Shared from the 1/25/2018 Colo Spgs Gazette eEdition


Squatters have rights to occupy your home

Truth is stranger than fiction. The need for a Colorado squatters law, to protect deployed service personnel and other homeowners from invaders, provides an example.

The value of property rights cannot be overstated. Property rights are largely what distinguish crime-ridden, underdeveloped countries from robust economic powerhouses like the United States, Germany, the United Kingdom, China, Japan, and more.

When governments protect property, people are more confident to innovate, work and invest. They are more willing to leave their homes for deployment when a war or natural disaster demands their service.

When law allows criminals treat the possessions of others as communal property, productive people have little incentive to start businesses, mine for treasures, buy homes and cars, or selflessly serve others.

Every aspect of maintaining a civilized, prosperous culture rests upon reasonable assurances a government will defend private property from wrongful reallocation.

Typical threats to property in the United States are cleverly disguised as righteous crusades to enhance aesthetics or hedge against environmental hazards.

Individuals organize and co-opt politicians to negate mineral rights, without due process or compensation, by forbidding wells that extract lawfully owned resources. Locally, we see group crusades against reasonable plans to build everything from affordable housing to truck stops on private property.

Shockingly, another threat to property rights appears so brazen, so unsophisticated, most people cannot believe it occurs in Colorado communities with laws and cops to enforce them.

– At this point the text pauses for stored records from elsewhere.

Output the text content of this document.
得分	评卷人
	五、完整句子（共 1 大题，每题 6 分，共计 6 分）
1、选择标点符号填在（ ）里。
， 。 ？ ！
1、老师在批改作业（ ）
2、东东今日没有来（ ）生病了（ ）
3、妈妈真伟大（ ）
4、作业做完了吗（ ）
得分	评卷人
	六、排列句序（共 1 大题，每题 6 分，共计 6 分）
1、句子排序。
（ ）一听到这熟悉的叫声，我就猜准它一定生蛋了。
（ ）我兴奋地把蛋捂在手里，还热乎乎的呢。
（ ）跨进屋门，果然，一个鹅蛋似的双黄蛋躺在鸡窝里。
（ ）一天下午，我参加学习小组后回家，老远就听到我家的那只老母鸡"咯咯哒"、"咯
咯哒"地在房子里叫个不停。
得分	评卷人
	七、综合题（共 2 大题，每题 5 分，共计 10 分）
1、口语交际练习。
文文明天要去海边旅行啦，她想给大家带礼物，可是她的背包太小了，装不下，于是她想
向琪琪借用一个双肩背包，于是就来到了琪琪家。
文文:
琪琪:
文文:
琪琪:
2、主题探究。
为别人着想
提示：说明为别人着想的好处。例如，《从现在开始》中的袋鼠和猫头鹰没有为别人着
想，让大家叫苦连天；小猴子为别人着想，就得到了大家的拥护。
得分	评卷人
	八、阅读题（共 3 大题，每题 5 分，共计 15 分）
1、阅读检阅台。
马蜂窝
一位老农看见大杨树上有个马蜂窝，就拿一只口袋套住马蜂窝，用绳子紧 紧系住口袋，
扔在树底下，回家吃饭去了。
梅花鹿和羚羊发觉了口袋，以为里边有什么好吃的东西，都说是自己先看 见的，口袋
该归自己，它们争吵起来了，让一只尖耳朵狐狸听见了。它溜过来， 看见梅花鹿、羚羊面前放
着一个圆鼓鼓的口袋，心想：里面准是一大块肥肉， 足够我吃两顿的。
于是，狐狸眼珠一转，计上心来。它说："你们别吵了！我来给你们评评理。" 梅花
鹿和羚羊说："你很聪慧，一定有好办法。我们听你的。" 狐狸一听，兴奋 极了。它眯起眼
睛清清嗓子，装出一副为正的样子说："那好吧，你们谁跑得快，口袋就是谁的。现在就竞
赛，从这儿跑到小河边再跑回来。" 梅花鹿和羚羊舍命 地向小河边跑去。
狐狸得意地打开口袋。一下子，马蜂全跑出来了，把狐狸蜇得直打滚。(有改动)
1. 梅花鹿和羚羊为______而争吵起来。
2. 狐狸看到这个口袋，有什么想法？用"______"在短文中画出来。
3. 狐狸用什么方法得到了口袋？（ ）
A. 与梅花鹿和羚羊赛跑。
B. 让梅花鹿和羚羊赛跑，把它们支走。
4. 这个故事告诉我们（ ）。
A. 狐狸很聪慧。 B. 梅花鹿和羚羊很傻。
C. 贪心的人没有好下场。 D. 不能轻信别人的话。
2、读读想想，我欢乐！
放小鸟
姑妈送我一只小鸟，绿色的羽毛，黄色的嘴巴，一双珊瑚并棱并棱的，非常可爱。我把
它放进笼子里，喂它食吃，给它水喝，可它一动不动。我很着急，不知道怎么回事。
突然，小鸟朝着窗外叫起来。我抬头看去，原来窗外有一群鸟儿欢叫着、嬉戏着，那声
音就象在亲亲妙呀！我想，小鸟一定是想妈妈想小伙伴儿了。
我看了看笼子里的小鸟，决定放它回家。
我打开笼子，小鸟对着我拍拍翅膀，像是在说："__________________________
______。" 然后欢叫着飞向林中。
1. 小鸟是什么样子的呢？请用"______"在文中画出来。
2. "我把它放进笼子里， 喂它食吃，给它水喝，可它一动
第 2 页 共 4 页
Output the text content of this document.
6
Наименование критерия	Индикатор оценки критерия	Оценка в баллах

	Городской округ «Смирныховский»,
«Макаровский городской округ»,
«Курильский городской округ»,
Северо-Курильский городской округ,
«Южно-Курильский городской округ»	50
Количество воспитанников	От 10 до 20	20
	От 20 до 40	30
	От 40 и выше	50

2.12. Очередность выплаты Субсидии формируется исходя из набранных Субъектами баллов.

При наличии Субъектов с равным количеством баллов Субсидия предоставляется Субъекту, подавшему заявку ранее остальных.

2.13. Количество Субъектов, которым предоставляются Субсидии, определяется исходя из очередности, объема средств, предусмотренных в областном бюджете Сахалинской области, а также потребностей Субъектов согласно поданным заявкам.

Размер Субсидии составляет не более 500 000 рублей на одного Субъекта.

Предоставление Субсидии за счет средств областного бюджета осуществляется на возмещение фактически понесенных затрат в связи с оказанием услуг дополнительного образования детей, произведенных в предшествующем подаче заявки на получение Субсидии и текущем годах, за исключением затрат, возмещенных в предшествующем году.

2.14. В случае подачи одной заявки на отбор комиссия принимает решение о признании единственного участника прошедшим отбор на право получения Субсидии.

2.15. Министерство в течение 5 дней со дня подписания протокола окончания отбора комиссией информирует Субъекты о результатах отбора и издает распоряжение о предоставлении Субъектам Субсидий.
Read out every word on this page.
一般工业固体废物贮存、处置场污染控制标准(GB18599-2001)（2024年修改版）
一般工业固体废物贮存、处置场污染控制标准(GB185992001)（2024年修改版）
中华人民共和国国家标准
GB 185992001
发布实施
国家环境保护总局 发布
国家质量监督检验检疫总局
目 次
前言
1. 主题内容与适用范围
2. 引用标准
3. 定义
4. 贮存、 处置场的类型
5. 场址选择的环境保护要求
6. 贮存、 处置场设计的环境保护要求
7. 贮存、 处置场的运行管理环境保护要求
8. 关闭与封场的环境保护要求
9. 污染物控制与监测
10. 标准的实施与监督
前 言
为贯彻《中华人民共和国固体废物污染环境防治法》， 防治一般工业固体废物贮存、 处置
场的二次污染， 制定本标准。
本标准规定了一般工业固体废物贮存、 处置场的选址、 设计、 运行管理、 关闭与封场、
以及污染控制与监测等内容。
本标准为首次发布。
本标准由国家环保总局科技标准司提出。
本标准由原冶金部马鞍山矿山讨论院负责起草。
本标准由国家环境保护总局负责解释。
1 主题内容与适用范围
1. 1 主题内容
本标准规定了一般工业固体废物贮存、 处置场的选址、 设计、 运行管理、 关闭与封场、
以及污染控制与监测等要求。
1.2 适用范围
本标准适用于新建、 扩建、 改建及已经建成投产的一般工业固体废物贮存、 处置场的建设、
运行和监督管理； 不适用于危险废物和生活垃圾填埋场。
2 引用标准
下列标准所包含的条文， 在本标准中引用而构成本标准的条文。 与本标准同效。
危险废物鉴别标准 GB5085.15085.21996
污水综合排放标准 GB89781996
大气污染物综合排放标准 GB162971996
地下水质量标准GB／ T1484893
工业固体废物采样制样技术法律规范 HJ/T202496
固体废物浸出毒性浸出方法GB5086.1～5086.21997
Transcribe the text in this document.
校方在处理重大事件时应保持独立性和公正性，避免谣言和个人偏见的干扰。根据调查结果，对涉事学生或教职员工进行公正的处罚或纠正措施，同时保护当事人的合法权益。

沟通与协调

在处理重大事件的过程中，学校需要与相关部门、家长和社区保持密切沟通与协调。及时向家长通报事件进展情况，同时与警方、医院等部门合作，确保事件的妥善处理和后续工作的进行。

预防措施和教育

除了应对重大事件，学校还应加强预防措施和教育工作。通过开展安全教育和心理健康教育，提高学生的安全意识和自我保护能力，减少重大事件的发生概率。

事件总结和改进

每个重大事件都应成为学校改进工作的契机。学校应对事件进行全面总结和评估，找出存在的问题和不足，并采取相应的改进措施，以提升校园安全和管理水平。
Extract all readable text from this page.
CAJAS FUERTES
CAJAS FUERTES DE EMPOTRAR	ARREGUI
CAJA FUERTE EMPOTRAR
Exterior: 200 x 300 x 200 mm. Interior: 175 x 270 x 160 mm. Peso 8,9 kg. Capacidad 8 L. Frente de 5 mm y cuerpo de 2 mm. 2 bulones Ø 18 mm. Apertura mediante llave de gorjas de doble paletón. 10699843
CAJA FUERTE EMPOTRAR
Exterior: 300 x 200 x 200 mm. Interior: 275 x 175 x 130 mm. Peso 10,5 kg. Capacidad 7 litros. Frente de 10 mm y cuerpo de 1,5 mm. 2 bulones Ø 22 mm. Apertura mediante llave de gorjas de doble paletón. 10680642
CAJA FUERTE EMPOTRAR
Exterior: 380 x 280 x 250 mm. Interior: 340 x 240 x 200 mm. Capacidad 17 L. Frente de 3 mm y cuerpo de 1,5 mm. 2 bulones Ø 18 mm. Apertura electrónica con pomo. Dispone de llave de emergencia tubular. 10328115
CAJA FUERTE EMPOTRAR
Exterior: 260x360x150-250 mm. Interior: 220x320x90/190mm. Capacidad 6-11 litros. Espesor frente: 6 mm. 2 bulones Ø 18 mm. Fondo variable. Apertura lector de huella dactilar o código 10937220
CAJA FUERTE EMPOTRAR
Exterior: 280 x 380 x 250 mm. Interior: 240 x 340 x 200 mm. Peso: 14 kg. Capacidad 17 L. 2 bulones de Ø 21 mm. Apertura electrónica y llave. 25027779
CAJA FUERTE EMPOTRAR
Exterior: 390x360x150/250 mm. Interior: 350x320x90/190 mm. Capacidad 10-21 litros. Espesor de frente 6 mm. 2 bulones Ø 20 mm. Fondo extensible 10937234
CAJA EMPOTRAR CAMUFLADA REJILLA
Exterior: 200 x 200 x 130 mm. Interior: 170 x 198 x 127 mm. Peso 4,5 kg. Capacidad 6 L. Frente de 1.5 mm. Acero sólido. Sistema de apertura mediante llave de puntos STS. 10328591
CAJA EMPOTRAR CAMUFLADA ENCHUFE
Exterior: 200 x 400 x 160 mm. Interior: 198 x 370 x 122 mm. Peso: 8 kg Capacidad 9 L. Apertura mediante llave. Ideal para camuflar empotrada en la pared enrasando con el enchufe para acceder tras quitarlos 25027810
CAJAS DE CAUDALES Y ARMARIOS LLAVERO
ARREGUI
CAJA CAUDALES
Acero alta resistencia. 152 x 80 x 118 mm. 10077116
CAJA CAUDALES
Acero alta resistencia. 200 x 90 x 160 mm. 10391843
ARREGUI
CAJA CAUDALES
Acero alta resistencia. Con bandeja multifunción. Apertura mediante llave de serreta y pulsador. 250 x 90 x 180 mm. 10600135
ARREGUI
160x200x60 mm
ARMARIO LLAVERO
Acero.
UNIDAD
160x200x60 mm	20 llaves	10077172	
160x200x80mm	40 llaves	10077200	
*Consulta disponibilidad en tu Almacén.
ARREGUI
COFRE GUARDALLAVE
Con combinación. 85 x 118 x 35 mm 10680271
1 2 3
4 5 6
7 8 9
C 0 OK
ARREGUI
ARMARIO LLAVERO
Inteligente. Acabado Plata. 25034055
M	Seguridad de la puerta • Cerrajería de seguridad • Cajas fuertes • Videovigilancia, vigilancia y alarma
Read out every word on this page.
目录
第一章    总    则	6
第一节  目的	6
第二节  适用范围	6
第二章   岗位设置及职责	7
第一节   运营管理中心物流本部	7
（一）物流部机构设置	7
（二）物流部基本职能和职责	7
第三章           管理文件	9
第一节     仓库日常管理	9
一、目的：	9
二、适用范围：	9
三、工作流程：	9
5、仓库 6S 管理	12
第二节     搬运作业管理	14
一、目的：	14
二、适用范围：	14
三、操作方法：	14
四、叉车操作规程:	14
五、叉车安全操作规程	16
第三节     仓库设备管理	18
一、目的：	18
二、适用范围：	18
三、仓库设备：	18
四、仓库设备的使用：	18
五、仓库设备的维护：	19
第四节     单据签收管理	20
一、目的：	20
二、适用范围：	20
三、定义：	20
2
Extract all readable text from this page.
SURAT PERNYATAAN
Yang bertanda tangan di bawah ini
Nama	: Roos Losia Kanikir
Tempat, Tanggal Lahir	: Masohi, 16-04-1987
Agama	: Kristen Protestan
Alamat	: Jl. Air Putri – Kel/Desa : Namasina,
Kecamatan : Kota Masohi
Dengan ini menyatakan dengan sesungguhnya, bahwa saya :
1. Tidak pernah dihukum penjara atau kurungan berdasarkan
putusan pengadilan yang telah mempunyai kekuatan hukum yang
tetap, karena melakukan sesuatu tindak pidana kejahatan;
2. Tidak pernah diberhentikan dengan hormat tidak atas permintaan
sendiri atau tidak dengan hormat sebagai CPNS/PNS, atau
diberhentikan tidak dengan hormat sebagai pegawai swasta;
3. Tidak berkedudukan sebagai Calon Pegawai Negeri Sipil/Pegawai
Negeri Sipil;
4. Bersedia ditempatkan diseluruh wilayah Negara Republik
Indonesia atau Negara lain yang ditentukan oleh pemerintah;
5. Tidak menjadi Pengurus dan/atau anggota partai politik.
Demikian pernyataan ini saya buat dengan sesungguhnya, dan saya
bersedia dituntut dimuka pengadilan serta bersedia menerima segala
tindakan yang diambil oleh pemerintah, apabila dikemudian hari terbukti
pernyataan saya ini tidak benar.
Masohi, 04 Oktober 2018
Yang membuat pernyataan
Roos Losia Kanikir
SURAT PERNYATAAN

Squatters increasingly take over private homes throughout Colorado Springs and other communities.

A KOAA News 5 report documented how homeless people search for empty residences. They break in, change locks, and claim legal occupancy. Police can’t do much to help those who arrive home to find invaders scattered throughout a residence. Rightful owners must prove squatters don’t belong.

Tenancy disputes are civil, not criminal. This limits what cops can do, and successful squatters know how to work the system.

Typically, home invaders tell police they were invited by a previous tenant or the home’s owner. That means they have rights to remain on premise, unless their stories are disproved in court. Cops who toss people out subject their agencies to substantial liability for violating rights of self-professed “tenants.”

Victims of squatters may spend weeks or months, and tens of thousands of dollars, regaining control of their properties.

The problem poses particular burden for deployed military who leave homes empty for months at a time.

Senate Bill 18-015, named the “Protecting Homeowners And Deployed Military Personnel Act,” tips the scale in favor of owners. Sponsors are Colorado Springs Senate Republicans Owen Hill and Bob Gardner, and Springs House Republicans Larry Liston and Dave Williams. Democrats will be wise to sign on.

The bill directs any peace offer to remove a person from a residential property, if the owner or an authorized agent “swears a declaration making specified statements concerning ownership of the premises and the lack of authority for the person or persons who are on the premises to be there.”

The law would require a property owner or agent to indemnify the peace offer and law enforcement agency for liabilities associated with removal. It would make the owner or agent liable for damages, attorney fees and costs of any false statements that lead to removal of one or more squatters.

It seems insane we have this problem in a country built on property rights and enforcement of laws. A lease or title should outweigh claims of “invitation,” when an owner says a guest is not welcome and was never invited.

Remarkably, the problem is real. Hill, Gardner, Liston and Williams are right to try solving it.

SB 18-015 deserves bipartisan support and swift passage into law.